Originalmente, o trabalho foi idealizado como projeto fotográfico, mas a riqueza dos relatos dos personagens fizeram o realizador vislumbrar um documentário, viabilizado com incentivo do Funcultura e do Fundo Setorial da Ancine. "Em 2013, quando comecei a mergulhar de forma mais concreta no tema, percebi que é um assunto que não se debatia muito na sociedade, algo tratado apenas pelas instituições diretamente envolvidas", diz Di Niglio, sobre a ausência de discussões na esfera pública. Ele também acredita que o país tem segue atrasado nas investigações relativas aos anos de chumbo. Na Argentina, por exemplo, que também teve uma ditadura instaurada e vitimou mais de 30 mil pessoas, foram feitas mais de 500 condenações desde a democratização.

O cineasta encontra também paralelos entre o momento atual e o regime militar: "A crise política do Brasil, com impeachment, abriu um estado de exceção que ainda não se encerrou. Estamos em suspensão democrática, isso é indiscutível". Ele acrescenta que, "do ponto de vista da ciência política, é um estado de exceção". Para Diego, certas dinâmicas do atual governo remetem às de 1964, embora sem uso do poder militar. "É uma conspiração que junta meios de comunicação, poder jurídico e uma elite política liderando o processo", afirma.

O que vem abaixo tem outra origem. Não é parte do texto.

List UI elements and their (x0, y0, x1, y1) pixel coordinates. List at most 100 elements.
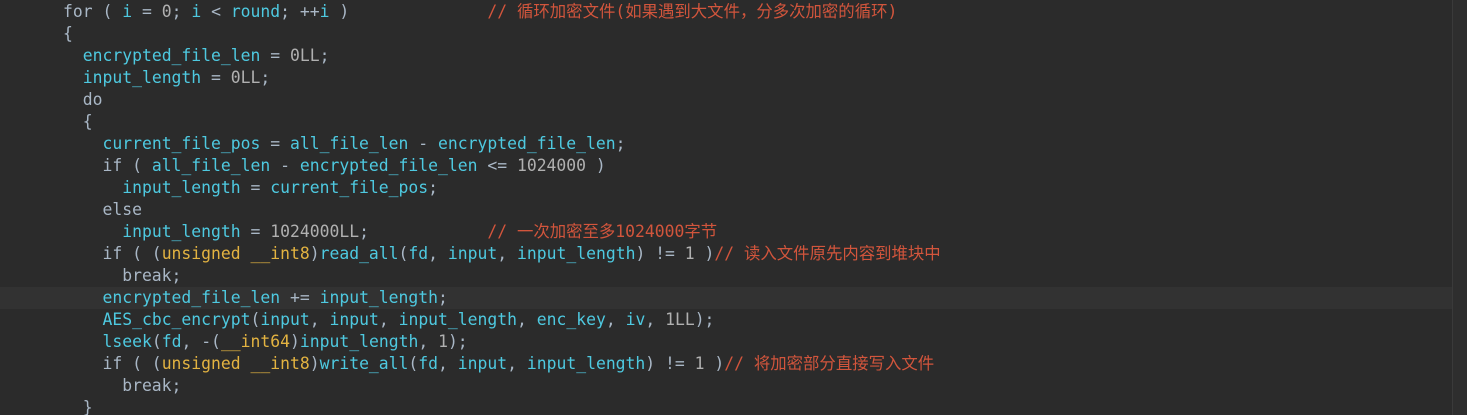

O pesquisador considera que o Brasil vive um retrocesso nas investigações sobre a ditadura e mina as possibilidades de punição para os responsáveis. "Uma das consequências (do governo Temer) foi o desmantelamento da Comissão da Anistia", declara sobre o colegiado responsável pela análise de casos de violação de direitos humanos ocorridos de 1946 e 1988. Em 2016, o grupo teve 19 dos 25 membros efetivos trocados.

[O filme
Rodado entre 2015 e 2016, o filme é construído a partir de relatos atuais de vítimas e parentes afetados pela repressão. Em segundo plano, o documentário reconta, ainda, passagens de algumas figuras célebres, como Miguel Arraes, Gregório Bezerra, Francisco Julião e Anatalia de Sousa. Além dos depoimentos, o longa condensa cerca de quatro anos de pesquisa nos arquivos do Departamento de Ordem Política e Social (DOPS) no estado e acompanhamento de investigações da Comissão Estadual da Memória e Verdade Dom Hélder Câmara (CEMVDHC).

As gravações foram feitas no Recife, Olinda e Vitória de Santo Antão, no antigo Engenho Galileia, sede da primeira Liga Camponesa do Nordeste. A trilha sonora é da banda Ave Sangria, que gravou novas versões de cinco músicas do álbum homônimo proibido pela Censura Federal em 1974. O realizador também vai levar o longa para a TVs públicas, no formato de série em quatro capítulos, ainda sem data de estreia definida.